此去斬神 北海一島 3145 2022-09-07 17:59:00

  仲夏時節(jié),晌午時分炎炎烈日,城里就好像一方火爐,倒是這深山老林中,郁郁蔥蔥,樹蓋成陰,山風(fēng)吹拂,涼爽怡人。

  茂密山林里的一個稍顯開闊地帶。

  面容憔悴顯然一宿未眠的戴四福,如樹樁般佇立著,腳邊放著一個背簍,里頭有新鮮的豬肉,兩只綁腳的活雞,一條還能蹦跶的河魚。

  與往常每回差不離。

  但是戴四福當(dāng)下的心情,肯定跟以往大相徑庭。

  朱涼如何說服戴四福的,此時貓在一片雜草中的李晏清不得而知,只能感慨執(zhí)劍堂果然手段了得。

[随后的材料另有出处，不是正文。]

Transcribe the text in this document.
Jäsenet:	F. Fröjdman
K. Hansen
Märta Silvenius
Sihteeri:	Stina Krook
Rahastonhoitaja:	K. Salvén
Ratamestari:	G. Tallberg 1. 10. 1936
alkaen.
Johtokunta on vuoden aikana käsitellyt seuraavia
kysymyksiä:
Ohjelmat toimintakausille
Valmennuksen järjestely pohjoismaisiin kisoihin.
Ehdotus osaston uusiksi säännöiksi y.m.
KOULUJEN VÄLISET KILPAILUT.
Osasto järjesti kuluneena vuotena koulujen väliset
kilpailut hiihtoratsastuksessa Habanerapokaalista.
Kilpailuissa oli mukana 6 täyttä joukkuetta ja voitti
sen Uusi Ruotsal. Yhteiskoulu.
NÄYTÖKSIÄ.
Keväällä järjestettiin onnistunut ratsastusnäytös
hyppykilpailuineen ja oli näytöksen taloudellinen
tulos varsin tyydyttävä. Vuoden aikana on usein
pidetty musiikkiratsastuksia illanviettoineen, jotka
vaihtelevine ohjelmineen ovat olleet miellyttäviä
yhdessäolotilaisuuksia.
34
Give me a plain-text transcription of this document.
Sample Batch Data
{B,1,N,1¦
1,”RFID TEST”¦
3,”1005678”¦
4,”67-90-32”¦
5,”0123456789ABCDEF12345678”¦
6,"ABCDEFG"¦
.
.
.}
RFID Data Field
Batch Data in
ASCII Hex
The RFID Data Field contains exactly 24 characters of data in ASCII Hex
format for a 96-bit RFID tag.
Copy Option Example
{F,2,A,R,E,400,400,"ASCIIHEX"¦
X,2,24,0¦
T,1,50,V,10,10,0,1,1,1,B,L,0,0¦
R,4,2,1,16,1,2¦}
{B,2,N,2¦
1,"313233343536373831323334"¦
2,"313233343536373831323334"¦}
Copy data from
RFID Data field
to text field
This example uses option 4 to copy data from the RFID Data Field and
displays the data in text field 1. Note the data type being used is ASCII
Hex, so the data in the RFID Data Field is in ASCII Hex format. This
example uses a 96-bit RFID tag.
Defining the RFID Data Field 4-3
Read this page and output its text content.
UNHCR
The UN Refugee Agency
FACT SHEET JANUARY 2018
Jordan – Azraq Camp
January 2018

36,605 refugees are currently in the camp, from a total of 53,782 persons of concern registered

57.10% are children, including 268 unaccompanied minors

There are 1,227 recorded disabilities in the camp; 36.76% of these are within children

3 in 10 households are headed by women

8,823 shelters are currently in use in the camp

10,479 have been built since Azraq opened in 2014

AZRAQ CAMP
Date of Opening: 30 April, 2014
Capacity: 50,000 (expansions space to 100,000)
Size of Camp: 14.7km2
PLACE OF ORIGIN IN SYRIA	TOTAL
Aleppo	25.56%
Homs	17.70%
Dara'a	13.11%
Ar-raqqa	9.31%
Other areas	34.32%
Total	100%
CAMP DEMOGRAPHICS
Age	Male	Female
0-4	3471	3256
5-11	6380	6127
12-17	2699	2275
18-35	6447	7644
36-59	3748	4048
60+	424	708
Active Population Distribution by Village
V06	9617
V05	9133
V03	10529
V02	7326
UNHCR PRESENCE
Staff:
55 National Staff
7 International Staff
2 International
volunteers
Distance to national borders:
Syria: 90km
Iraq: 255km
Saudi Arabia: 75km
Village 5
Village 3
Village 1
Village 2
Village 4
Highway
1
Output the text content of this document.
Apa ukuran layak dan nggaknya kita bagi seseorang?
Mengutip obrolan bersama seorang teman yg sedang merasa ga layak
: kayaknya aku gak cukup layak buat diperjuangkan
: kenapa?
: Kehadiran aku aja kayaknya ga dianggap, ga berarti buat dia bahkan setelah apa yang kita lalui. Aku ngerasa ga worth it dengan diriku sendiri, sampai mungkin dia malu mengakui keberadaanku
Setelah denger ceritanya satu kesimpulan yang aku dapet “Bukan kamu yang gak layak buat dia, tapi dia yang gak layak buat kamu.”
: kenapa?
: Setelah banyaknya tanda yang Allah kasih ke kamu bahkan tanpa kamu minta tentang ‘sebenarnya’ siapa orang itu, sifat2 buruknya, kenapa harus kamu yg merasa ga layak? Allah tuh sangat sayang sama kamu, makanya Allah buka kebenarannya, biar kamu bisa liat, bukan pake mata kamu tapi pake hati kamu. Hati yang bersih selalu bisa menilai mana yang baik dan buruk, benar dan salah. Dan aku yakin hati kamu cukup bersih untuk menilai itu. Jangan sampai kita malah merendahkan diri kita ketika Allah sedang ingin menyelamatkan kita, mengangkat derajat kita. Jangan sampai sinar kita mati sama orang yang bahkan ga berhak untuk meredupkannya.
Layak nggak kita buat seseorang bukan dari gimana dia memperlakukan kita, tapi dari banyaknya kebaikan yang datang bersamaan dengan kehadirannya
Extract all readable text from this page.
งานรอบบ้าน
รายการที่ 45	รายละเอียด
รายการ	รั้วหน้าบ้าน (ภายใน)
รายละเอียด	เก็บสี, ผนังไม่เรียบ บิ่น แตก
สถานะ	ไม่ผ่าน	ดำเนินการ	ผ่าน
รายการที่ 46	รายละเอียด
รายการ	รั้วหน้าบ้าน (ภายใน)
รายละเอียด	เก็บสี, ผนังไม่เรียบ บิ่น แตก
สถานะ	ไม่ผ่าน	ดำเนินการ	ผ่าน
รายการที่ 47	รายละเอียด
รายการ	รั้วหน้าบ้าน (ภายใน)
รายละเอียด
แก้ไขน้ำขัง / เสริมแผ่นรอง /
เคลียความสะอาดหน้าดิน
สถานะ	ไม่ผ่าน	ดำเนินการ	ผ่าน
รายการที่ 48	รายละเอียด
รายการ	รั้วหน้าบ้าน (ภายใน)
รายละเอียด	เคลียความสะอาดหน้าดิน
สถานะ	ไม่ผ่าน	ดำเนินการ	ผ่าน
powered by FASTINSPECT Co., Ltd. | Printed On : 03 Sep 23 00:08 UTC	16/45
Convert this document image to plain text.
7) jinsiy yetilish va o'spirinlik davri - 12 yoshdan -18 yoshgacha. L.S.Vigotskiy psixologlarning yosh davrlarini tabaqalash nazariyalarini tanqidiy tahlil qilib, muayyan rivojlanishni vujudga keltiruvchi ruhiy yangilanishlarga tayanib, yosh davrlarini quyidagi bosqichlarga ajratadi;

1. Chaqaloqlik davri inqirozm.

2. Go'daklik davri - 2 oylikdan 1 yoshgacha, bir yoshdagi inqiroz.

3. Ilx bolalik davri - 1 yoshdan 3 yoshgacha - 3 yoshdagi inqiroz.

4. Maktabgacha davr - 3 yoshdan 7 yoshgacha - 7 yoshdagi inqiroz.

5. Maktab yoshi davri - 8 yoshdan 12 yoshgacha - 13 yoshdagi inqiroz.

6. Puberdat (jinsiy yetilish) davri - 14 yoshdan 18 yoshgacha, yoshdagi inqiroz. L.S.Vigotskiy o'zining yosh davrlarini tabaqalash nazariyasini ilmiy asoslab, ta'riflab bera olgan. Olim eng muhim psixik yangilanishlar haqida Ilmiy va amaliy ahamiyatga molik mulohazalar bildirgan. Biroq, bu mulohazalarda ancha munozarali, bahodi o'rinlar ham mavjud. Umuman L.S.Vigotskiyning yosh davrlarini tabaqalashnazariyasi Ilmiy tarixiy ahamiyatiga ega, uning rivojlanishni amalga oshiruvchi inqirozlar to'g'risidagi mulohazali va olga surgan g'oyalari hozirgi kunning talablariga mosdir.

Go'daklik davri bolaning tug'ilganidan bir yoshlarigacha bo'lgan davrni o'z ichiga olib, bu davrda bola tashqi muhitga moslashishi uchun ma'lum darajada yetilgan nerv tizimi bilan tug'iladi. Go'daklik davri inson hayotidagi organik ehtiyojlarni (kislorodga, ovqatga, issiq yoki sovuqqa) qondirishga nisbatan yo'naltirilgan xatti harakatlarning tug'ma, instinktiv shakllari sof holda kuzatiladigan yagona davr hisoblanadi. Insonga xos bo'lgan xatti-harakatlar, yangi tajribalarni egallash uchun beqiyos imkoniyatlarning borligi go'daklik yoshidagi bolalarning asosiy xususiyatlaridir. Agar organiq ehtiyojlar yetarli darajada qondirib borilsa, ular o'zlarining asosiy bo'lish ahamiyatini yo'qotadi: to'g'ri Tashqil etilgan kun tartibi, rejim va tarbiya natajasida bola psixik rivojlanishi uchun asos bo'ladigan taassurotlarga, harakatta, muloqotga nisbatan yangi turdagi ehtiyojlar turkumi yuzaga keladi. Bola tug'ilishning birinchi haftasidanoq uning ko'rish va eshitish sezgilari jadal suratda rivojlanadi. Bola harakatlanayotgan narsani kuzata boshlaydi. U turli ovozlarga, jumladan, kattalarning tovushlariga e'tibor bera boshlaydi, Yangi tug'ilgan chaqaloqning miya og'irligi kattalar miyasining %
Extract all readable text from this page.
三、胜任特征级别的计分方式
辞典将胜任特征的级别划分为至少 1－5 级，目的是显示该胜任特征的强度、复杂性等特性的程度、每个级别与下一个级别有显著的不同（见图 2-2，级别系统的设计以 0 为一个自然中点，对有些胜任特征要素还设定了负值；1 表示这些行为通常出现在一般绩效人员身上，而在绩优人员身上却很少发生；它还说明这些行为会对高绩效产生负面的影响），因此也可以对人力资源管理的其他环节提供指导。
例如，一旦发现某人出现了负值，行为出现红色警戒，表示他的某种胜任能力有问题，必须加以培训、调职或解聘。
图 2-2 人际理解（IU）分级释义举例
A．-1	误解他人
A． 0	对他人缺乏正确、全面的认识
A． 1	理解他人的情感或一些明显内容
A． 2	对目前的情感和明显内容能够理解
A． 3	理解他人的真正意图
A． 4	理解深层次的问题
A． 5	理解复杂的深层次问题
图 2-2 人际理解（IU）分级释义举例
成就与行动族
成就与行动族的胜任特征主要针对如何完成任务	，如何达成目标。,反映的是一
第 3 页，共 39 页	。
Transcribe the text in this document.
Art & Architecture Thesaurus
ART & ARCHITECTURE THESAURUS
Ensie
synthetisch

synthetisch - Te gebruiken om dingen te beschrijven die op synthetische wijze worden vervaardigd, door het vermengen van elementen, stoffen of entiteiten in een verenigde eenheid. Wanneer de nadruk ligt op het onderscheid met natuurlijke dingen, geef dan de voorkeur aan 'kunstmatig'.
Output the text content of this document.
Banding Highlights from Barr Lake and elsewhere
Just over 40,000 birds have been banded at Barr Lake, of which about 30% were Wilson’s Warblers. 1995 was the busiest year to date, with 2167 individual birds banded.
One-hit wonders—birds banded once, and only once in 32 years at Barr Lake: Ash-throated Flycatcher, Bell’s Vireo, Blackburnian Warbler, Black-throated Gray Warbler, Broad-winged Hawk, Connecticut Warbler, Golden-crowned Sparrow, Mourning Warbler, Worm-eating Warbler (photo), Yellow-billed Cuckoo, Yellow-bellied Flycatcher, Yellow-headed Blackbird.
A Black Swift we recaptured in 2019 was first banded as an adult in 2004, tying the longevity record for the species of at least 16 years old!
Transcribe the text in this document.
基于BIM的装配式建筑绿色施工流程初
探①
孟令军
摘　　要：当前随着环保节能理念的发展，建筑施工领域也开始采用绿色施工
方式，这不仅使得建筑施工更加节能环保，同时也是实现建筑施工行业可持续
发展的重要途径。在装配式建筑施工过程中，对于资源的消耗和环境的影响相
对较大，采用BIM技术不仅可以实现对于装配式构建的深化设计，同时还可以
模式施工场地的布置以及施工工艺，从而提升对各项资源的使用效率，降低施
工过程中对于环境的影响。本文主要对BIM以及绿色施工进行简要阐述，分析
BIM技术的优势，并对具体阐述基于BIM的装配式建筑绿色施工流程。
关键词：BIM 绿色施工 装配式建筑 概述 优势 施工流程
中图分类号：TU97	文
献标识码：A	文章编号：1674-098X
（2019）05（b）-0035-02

  這戴四福無疑是個大孝子,讓他配合設(shè)計引他老娘入甕,李晏清自認(rèn)辦不到。

  少年又哪里曉得,執(zhí)劍堂這種處理邪門離奇之事的衙門,行事風(fēng)格注定是他學(xué)不來的。

  面對非常之事,他們會使用非常手段。

  朱涼給了戴四福一個選擇:你是要保你已經(jīng)死去的怪物老娘,還是要保你一家的前程?

  戴家本就脫離奴籍不久,執(zhí)劍堂自然有辦法讓戴家重歸奴籍。

  狠嗎?

  肯定算不上善良。

  但是戴四福養(yǎng)死人養(yǎng)怪物,鬧出人命,就善良了?

  執(zhí)劍堂要保的是一境之安危,乃至一國之安危,大局為重,有時候面對冥頑不靈的人,必須使用非常手段。

  朱涼甚至還有一招,倘若威逼利誘之下,戴四福仍然不就范,這位青衣龍雀兒打算借助一件法器,暫時把戴四福變成提線木偶,不過這對身體有些危害,是下策。

  此時此刻這片林子里看似風(fēng)平浪靜,除去戴四福外,沒有其他人的氣息,亦是借助了一件法器的遮掩效果。

  眾人沒有等待太久,很快山林深處就傳來動靜,有某種東西正在飛快接近。

  當(dāng)看清那是何物后,在場所有龍雀兒包括李家兄妹,皆是倒吸一口涼氣。

  它除去仍然有個人形輪廓外,與人的樣貌再無半分關(guān)系,軀體上長滿肉瘤,如同一個個掛在體表的器官,其上烏筋暴露。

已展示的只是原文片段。